In a striking revelation, cybersecurity researchers have discovered JavaScript-based keyloggers silently operating on Outlook Web Access (OWA) login pages of Microsoft Exchange servers. These keyloggers Found on Outlook have been actively capturing credentials from users across dozens of compromised organizations, including government entities and private-sector firms worldwide.
How the Attack Works
The attackers injected custom JavaScript into the OWA login page, hijacking the login function (clkLgn) to record usernames and passwords. In many cases, the malicious script also harvested user-agent data and cookies to support deeper compromise.

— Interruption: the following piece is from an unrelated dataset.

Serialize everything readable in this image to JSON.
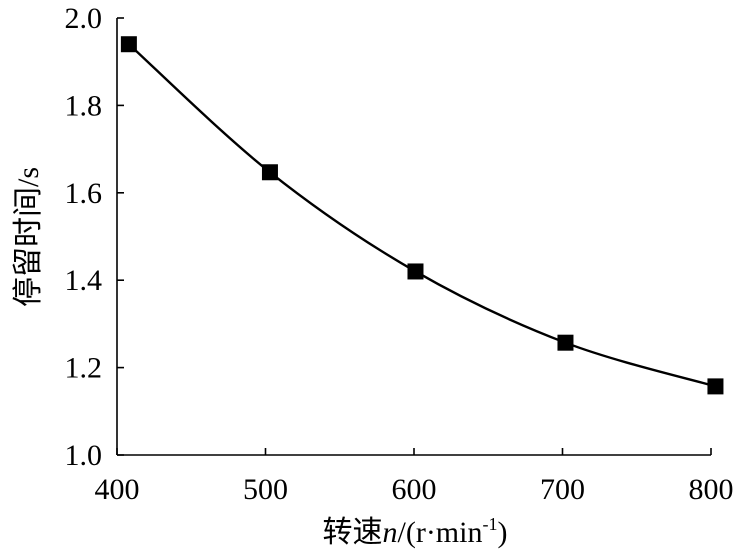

The stolen credentials were either stored in accessible files on the infected server, or exfiltrated directly via Telegram bots, Discord webhooks, or DNS tunneling, often tagged with identifiers unique to each victim organization.
Global Reach and Victims
Over 65 Exchange servers across 26 countries were found to be compromised. Victims include organizations from sectors such as:
- Government administration
- Information technology
- Industrial manufacturing
- Logistics and transportation
Researchers noted a concerning number of infections in countries like Vietnam, Russia, Taiwan, and even across Europe, the Middle East, and Africa.
How Did They Get In?
In many cases, the attackers exploited long-known vulnerabilities like:
- ProxyLogon (CVE-2021-26855)
- ProxyShell (CVE-2021-34473)
- SMBGhost (CVE-2020-0796)
However, researchers also observed instances where no known vulnerability could be tied to the intrusion, uggesting alternative, possibly novel methods of compromise.
Detection and Mitigation
To identify infections, security teams are urged to:
- Inspect OWA login page source code for unfamiliar JavaScript
- Use YARA rules published by the researchers to detect suspicious implants
- Conduct a thorough log analysis of authentication requests and file access patterns
- If compromise is confirmed:
- Immediately reset all user credentials
- Rebuild the Exchange environment or apply forensic remediation
- Monitor for lateral movement and secondary payloads
- Patch all exposed vulnerabilities and segment OWA access behind VPN or zero-trust models
Final Thoughts
All of these keyloggers Found on Outlook highlight a deeply concerning trend. Hacker can exploiut even legacy vulnerabilities for highly targeted, credential-stealing campaigns. Organizations running on-premises Exchange must treat externally accessible OWA portals as high-value assets, and protect them accordingly. Regular audits, continuous patching, and vigilant monitoring are no longer optional, they are essential.